The book is based on three year ESRC-funded socio-legal research project, Mapping Paths to Family Justice, led by Exeter Law School. The project investigated the three major forms of out-of-court family dispute resolution in England and Wales. In their book, co-authors Anne Barlow (Exeter, Law), Rosemary Hunter (QMU, Law), Janet Smithson (Exeter, Psychology) and Jan Ewing (Exeter, Law) have mapped, analysed and written up the findings of their empirical study. They also consider the implications of the experiences captured in the context of ongoing neoliberal reforms to the family justice system for policy and practice.
The family justice system in England and Wales has undergone radical change over the past 20 years. A significant part of this shifting landscape has been an increasing emphasis on settling private family disputes out of court, which has been embraced by policy-makers, judges and practitioners alike and is promoted as an unqualified good.

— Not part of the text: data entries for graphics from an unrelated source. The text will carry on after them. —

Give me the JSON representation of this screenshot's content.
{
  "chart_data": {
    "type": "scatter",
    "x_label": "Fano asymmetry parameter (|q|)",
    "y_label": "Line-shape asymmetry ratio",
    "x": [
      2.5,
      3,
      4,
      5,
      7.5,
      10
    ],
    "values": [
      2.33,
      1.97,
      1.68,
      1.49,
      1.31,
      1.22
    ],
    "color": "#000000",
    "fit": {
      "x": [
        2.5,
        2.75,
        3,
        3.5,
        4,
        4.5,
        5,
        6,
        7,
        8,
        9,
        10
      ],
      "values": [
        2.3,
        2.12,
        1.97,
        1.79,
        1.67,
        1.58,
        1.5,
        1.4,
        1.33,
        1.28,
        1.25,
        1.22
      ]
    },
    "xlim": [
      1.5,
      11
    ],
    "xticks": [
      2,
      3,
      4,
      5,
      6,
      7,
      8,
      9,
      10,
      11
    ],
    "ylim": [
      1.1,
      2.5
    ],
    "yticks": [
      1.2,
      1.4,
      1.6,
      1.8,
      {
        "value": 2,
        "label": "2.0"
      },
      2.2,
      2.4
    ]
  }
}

The Mapping Paths to Family Justice Study examined the experiences of people taking part in out-of-court family dispute resolution in England and Wales. It addressed questions such as how participants' experiences match up to the ideal; how recent changes to the legal system and legal aid system have affected people's ability to access out of court dispute resolution processes and what kind of outcomes are achieved in the different processes.
The book is the first systematic study to compare the different forms of out of court family dispute resolution- mediation, solicitor negotiations and collaborative law - empirically. It analyses the findings from a nationally representative survey, individual in-depth interviews with parties and practitioners and recorded family dispute resolution processes. It considers these experiences in the context of ongoing neoliberal reforms to the family justice system, drawing out conclusions and implications for policy and practice.